At-home smear testing kits could be available across Scotland within five years, experts believe.
Cervical cancer is the most common type of the disease among women under 35 and claims two lives every day in the UK.
A successful trial in Dumfries and Galloway saw DIY tests sent to women who failed to turn up for their smear appointments.
Survivors and researchers hope a wider rollout will happen soon to increase the number of women being tested early.
Mum-of-three Emma Keyes was diagnosed with cervical cancer in July last year and immediately feared she was going to die.
“I got a phone call from the receptionist asking if I could see the doctor the next day, and if I could bring someone with me,” she said.
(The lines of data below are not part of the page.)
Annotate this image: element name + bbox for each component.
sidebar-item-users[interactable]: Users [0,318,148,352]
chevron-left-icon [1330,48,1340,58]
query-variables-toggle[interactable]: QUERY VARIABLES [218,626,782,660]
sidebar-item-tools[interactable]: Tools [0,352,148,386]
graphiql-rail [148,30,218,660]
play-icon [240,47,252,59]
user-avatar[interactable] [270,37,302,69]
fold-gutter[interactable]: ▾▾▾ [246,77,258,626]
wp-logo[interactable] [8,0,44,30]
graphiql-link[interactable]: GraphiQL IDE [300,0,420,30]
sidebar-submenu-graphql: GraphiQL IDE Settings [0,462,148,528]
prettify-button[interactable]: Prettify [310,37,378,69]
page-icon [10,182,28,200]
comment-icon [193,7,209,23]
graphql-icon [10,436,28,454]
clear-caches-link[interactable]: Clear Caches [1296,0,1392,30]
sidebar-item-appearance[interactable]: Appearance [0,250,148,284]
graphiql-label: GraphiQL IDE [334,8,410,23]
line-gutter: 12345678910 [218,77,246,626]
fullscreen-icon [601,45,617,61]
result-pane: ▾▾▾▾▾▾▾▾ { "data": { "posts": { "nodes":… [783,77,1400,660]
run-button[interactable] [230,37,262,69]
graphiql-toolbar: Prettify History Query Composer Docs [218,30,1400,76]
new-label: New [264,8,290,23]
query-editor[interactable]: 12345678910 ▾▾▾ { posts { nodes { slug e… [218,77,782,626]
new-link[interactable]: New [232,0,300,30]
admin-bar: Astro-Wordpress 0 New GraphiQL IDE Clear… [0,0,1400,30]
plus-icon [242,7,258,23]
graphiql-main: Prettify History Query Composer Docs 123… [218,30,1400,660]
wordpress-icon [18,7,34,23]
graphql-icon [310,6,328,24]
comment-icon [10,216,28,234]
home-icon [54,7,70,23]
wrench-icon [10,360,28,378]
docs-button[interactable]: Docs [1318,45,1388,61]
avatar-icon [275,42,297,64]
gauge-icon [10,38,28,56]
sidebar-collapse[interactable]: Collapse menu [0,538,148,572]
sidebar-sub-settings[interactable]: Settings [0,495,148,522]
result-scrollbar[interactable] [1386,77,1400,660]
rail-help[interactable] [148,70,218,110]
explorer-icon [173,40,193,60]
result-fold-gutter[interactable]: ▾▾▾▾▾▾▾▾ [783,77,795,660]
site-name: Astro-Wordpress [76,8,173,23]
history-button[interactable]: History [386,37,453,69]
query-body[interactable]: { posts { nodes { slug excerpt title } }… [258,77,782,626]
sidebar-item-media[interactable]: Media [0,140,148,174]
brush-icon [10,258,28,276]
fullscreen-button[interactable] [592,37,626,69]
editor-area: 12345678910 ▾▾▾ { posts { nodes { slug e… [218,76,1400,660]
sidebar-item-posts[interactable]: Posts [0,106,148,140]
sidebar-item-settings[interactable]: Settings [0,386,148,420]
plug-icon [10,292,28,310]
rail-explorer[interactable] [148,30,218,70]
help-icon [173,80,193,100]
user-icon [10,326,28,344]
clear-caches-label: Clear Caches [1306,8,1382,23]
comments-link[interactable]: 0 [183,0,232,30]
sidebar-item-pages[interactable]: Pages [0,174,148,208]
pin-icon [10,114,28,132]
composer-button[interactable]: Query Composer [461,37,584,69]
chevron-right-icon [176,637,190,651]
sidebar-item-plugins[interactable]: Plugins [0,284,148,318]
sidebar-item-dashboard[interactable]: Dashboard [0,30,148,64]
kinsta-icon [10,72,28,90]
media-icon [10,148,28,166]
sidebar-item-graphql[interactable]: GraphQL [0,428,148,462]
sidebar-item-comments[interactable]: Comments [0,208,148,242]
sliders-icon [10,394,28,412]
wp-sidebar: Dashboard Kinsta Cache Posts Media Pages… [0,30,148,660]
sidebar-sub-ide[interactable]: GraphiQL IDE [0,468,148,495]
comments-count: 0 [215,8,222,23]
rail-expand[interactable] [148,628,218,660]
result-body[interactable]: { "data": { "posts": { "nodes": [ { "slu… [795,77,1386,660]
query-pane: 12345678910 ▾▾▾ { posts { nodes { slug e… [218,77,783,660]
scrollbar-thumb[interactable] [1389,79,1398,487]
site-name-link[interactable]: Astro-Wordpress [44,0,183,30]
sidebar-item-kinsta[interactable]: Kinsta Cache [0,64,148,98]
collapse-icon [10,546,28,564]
“At that point I knew I was going to be told that I had cancer. I just screamed out ‘help me’.
“You think you’re invincible. You’re young, cancer doesn’t happen to someone who’s 29 with three kids, but it does.”
Three surgeries later, she has the all-clear and is now campaigning for a nationwide rollout of home-testing kits.
“Getting a test went to the bottom of my list, there were things I prioritised over that, because it’s difficult to get the children watched and because I’m working.
“Having a test posted through my door and being able to send that off would have been so much more convenient.”
‘Could be sooner’
Smear tests are currently carried out by a nurse to check for Human Papilloma Virus (HPV), which causes 99% of cervical cancers.
Experts believe there will be many benefits to allowing more women to carry out their tests at home.
Professor Maggie Cruickshank, from the Aberdeen Centre for Women’s Health Research, expects at-home testing to be taking place widely within five years.
“It could be sooner than that,” she said. “The benefits are you wouldn’t need to take time off work or sort out childcare.
“And for women who find the intimate examination of having a smear test taken very difficult, painful or distressing, you can overcome those barriers to screening.
“The most important thing is that women have the test done, and if we can find a way of making that easier for women, then that is good news.”
Smear tests are currently offered to 25-64 year-olds every five years.
It used to be every three years, until a new, more sensitive test was developed that can detect the virus earlier.
Public health minister Maree Todd said: “Cervical cancer, unlike some other cancers, is quite slow moving. From initial cell changes to developing cancer, it can take around ten years.
“Testing provides a more individualised response, so if people are found to be HPV positive they will be called back for further investigation sooner than five years.”